Tous connaissent la beauté des pivoines par magnifiques fleurs aux formes très variées, aux couleurs chatoyantes et aux parfums envoûtants; et, bien sûr, on ne parle pas de leur vivacité.

Ces pivoines, on les donne en héritage aux générations suivantes comme une merveille à conserver dans le temps.

L’aspect esthétique des pivoines est sans conteste la définition parfaite de la beauté des fleurs. Ce sont tous nos sens qui sont directement touchés. La séduction opère immédiatement avec tous ses atouts.

Mais aujourd’hui, je veux vous parler de la création versus l’hybridation. J’ai toujours considéré que mon geste d’hybrideur est un geste pur de création. La même chose que lorsque je faisais de la peinture, c’est de l’art vivant avec toute sa complexité et son savoir technique et créatif. Bien sûr, avec beaucoup plus de patience avant d’obtenir un résultat final. Si je fais ce parallèle, c’est que je considère que la démarche artistique d’une oeuvre et celle de l’hybridation sont similaires . Les buts sont précis, les méthodes sont déterminées et le processus complexe; tout cela appartient à ce qu’on appelle le « faire de l’art » ou encore le « procédé de l’art ».
Pivoine créée par Tremblay:  'Louise Godin'

‘Louise Godin’

Paeonia 'Le Cratère'

‘Le Cratère’

Il a été pour moi très naturel de ramasser une banque de données et d’éléments qui me permettaient d’assembler toutes les parties composantes; exactement comme un artiste peintre qui compose sa palette de couleur. Également, c’est cette complexité que je recherchais lorsque je faisais de l’art. Il était normal de refaire la même approche afin de créer de nouvelles pivoines.
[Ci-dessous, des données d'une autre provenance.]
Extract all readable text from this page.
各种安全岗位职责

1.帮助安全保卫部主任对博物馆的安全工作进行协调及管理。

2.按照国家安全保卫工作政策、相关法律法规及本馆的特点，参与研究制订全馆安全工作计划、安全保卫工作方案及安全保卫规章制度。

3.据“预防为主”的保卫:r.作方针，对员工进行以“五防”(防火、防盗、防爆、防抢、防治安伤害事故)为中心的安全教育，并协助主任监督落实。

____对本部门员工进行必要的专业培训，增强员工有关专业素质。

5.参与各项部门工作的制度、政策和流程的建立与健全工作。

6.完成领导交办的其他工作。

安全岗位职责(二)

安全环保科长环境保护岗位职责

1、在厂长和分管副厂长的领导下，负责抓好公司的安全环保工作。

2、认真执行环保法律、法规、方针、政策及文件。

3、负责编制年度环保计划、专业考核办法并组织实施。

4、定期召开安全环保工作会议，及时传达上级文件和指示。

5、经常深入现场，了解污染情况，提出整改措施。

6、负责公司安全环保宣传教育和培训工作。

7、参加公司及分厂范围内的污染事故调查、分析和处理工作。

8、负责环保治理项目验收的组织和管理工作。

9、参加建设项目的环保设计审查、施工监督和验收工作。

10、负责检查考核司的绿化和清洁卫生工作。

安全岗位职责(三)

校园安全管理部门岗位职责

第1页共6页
Les parties composantes de l’hybridation sont nombreuses :

  1. Établir un but précis : Au début de mon hybridation (il y a 20 ans), je voulais obtenir la pivoine de couleur orange sans me préoccuper réellement de la forme idéale. Bien sûr, mes objectifs ont changé au cours du temps et de mon expérience, ce n’était qu’un leitmotiv pour mieux me concentrer. Maintenant, j’essaie de me préoccuper davantage de la forme de la pivoine, c’est-à-dire une semi-double ou double avec des couleurs plus rares. Je sais que plusieurs hybrideurs à travers le monde obtiennent d’aussi bons résultats mais j’imagine que les chemins sont différents.
  2. Des méthodes déterminées : Il a fallu choisir mon bagage génétique pour obtenir la couleur orange; j‘ai donc acheté toutes les pivoines jaunes et les pivoines qui ont du carotène. Ce n’était que le point de départ, il a fallu cueillir des informations très complexes sur la fertilité de certaines pivoines. C’est ce que j’appelle le ramassage des données. J’ai donc consulté différents textes sur les croisements afin de reconnaître quelle partie de pollen ou du stigmate est fertile (voir le site de Carsten Burkhardt’s Web Project Paeonia qui est très bien fait). Bien sûr, d’autres éléments s’ajoutent à cette complexité et les méthodes évoluent au cours des connaissances acquises pour mieux avancer vers ses objectifs. Des considérations du lieu de mon jardin, en tenant compte de son climat de montagne (zone 4A), du temps de la floraison et du temps de mûrissement des graines. Il a fallu trouver des alternatives… et c’est à ce moment-là qu’intervient la créativité; en trouvant des solutions particulières. Cela donne souvent des résultats différents. Comme je le dis souvent : « le hasard joue souvent en notre faveur ».
  3. Essai – erreur : Contrairement à la création d’une oeuvre d’art, la peinture par exemple, le taux de réussite de l’hybridation (environ 3%) est plus aléatoire. La satisfaction est moins garantie mais tellement enrichissante! En misant sur des éléments esthétiques précis, je suis de plus en plus exigeant, mais je me dis qu’il faut toujours miser haut pour mieux atteindre l’impossible.

L’aventure est à l’infini et le monde a besoin de plus en plus de beauté.

Texte original de François-Léo Tremblay, publié dans l’Infolettre de la Société québécoise de la pivoine, no 9, septembre 2021.